Al final, en los tejemanejes políticos, tanto de Estados Unidos como de Japón, descubrimos que los nipones, utilizando una escuela de la que Hartman fue director y que en principio se utilizó para expandir el capitalismo, crearon un sistema de adoctrinamiento secreto para colocar a quintacolumnistas dentro de los gobiernos yanquis. Eso y una conspiración total, con una trama de tráfico de órganos y producción de Heaven Smiles en una empresa fantasma dirigida por Andrei Ulmeyda, uno de los jefes finales.
Es decir, en el presente del juego, Estados Unidos, paradójicamente, ha sufrido en su propio territorio lo que en nuestra realidad ha hecho él en otros países, por ejemplo, con la Escuela de las Américas o los Chicago Boys. Creedme si os digo que, hasta ahora, Suda 51 no se ha puesto más político. En uno de los diálogos finales, cuando hemos visto el retrato de Hartman Smith como si fuera uno de los padres fundadores, un personaje le pregunta a Garcian: «¿Qué es Estados Unidos?».
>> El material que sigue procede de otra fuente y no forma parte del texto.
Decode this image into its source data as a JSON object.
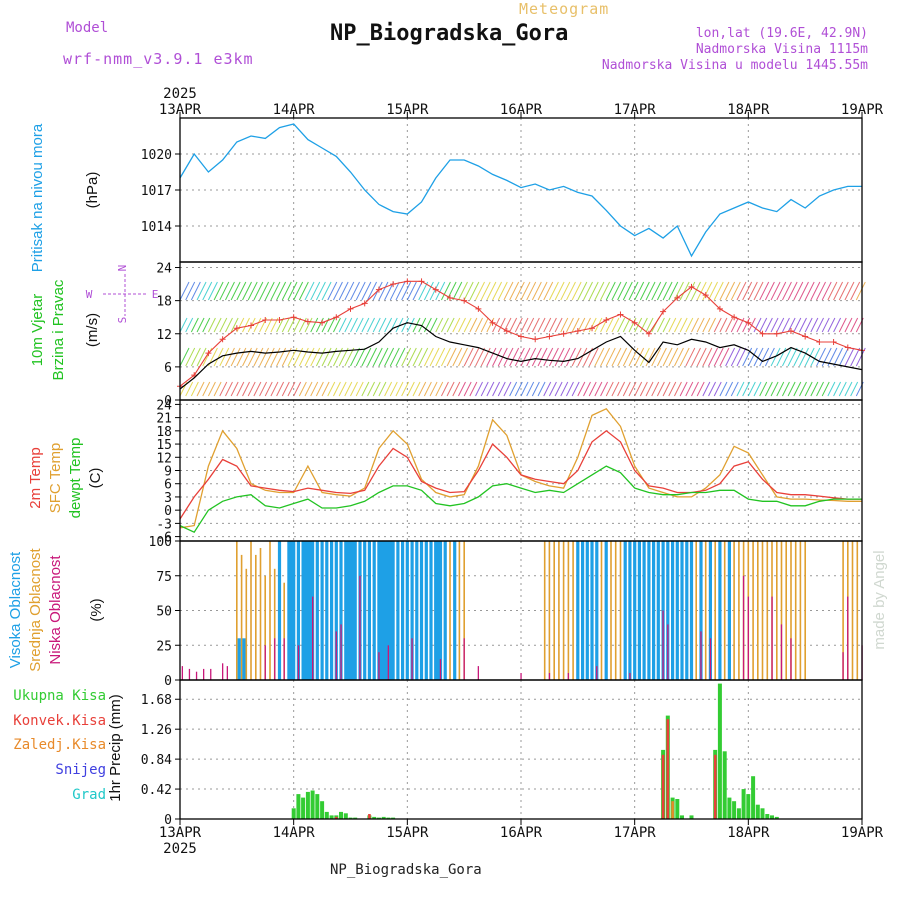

Se respira en todo el juego la desconfianza, hasta el punto de que nos enteraremos de que los asesinos no son siete, sino ocho. Una desconfianza conspiranoica, que es una muestra también de la previsión o la intuición de Suda 51. Una conspiración, la de Killer7, que incluye tráfico de órganos, incluso de niños, que no es muy distinta de las majaderías de Qnon o, mirando a la actualidad estatal, de Alvise Pérez. La diferencia es que lo de Killer7 es una ficción hiperbólica, con el fin de reflejar ciertas preocupaciones reales. Viene a ser una alegoría de lo que Naomi Klein dice en su último libro, Doppelganger: un viaje al mundo del espejo:
Los conspiranoicos interpretan mal los hechos, pero sus sensaciones son acertadas: la sensación de vivir en un mundo con zonas de sombra, la sensación de que se nos ocultan verdades importantes. El nombre del sistema que provoca esas sensaciones empieza por C, pero si nadie te ha enseñado cómo funciona el capitalismo y en cambio te han contado que va de libertad y días soleados y Big Macs y acatar las reglas para conseguir la vida que mereces, es comprensible que lo confundas con otra palabra que empieza por C: conspiración.
Es una realidad, un pensamiento, incómodo y agreste, tanto como lo es el sistema de control y combate de Killer7 cuando te lo encuentras por primera vez, tan restrictivo, tan volátil… pero a pesar de todo, tan funcional y válido que nos lleva a dominarlo, cumplir los objetivos y desentrañar toda la verdad. Quizás ahí resida la clave de todo: en pensar con incomodidad sin ser carne de meme.
Tras todo este homenaje a Killer7, cabría pensar que clamo por un remake pero nada más lejos. Es un juego, una obra, que se debe quedar como está. ¿Y por qué homenajearlo a un año de su vigésimo aniversario y no entonces? Realmente, creo que es lo más Suda 51 que podía hacer.